In one scenario, the deteriorating relationship between the U.S. and China could lead to an open conflict. As the coronavirus blame game between Washington and Beijing intensifies, such a scenario is more plausible than at any time in recent decades. China, for example, has expanded its claims in the South China Sea by setting up administrative regions – despite Vietnam’s opposition – while Washington and others are preoccupied with the pandemic. At the time of writing, nine U.S. plaintiffs, including the state of Missouri are suing China for its handling of the virus, while the Trump administration points to Beijing as the culprit behind America’s woes. Those charges could quickly become a casus belli if conditions take a turn for the worse. Naturally, China denies such accusations, which it considers global scapegoating and an effort to undermine inexorable geopolitical supremacy.

The two powers’ leaders have their own reasons for ratcheting up tensions. China’s economic slowdown will put President Xi Jinping under domestic pressure ahead of the CCP’s centennial anniversary next year, while President Trump faces an election in November. Both will want to shore up their popularity by employing nationalist rhetoric and finding outsiders to blame for domestic problems.
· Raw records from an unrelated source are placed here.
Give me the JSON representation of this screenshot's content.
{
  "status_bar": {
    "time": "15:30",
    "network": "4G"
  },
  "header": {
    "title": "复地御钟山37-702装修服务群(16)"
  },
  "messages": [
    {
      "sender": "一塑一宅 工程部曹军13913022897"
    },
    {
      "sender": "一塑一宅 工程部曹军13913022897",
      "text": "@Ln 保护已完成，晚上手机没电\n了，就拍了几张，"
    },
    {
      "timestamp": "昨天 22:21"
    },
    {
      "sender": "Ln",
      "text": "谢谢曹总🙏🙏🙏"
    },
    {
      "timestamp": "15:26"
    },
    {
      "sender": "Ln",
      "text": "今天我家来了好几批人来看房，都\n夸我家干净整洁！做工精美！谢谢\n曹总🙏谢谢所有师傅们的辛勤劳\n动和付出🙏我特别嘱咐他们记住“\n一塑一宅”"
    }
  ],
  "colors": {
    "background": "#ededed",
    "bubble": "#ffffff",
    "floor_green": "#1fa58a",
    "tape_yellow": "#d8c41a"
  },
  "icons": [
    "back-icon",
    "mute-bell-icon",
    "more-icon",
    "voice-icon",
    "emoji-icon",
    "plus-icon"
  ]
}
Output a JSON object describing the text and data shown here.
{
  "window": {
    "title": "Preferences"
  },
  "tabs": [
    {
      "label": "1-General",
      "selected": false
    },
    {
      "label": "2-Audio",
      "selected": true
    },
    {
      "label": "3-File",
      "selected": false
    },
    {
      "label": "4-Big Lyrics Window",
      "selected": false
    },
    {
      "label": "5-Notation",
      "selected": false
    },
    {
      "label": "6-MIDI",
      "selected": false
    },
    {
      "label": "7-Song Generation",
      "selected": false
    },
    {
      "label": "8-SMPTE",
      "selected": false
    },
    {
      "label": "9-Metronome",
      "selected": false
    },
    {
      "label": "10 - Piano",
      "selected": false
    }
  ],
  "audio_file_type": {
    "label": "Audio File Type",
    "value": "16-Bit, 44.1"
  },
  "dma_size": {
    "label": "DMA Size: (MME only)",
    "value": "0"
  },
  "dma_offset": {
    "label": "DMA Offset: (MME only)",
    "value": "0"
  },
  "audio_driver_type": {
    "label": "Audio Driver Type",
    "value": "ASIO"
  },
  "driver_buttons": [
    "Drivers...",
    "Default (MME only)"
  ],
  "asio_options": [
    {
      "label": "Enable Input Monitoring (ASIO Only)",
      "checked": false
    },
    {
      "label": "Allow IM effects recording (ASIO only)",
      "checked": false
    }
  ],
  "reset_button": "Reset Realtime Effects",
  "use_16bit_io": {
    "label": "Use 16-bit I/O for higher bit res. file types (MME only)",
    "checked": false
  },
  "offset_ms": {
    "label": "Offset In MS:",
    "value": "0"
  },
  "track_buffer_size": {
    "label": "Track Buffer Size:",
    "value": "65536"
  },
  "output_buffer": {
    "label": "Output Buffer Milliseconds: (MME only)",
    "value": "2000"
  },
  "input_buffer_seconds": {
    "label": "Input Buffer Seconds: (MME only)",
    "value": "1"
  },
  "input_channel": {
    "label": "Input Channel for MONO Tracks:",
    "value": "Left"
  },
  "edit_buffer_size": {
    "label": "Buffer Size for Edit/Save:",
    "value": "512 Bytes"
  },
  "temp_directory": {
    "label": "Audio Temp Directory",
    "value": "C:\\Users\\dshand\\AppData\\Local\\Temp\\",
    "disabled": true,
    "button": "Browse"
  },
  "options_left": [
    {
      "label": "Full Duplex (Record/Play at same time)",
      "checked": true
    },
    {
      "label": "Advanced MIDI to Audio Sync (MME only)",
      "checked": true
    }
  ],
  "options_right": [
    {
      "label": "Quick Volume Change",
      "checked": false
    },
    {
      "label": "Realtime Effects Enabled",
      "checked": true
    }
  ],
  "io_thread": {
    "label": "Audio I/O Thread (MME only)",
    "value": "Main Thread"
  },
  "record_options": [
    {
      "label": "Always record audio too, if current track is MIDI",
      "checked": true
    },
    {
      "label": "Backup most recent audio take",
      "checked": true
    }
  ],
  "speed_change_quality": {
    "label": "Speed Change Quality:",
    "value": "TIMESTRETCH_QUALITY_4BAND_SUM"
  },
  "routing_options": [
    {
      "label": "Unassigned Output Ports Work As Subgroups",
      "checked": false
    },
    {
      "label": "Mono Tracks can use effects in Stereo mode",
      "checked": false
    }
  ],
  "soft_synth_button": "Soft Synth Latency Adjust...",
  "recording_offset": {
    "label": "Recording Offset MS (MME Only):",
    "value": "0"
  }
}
Since profound crises often lead to cathartic changes, another scenario would see political upheavals in both the U.S. and China that end with structural reforms and a realignment of their interests abroad. For example, President Trump could lose the election this year, while President Xi could be forced out or pressured to take a different tack by CCP cadres. Such changes might steer away from confrontation and toward peaceful coexistence and a revamped international order that satisfies both countries, with a more significant global role for China and a still satisfactory level of influence for the U.S.

By historical standards, the coronavirus pandemic has been run-of-the-mill so far, but the global impact of the media-induced hysteria has led governments to react disproportionately. If the geopolitical consequences of this mismatch between virus lethality and government responses turn out to be dire and unmanageable, the conflict scenario will become the most likely.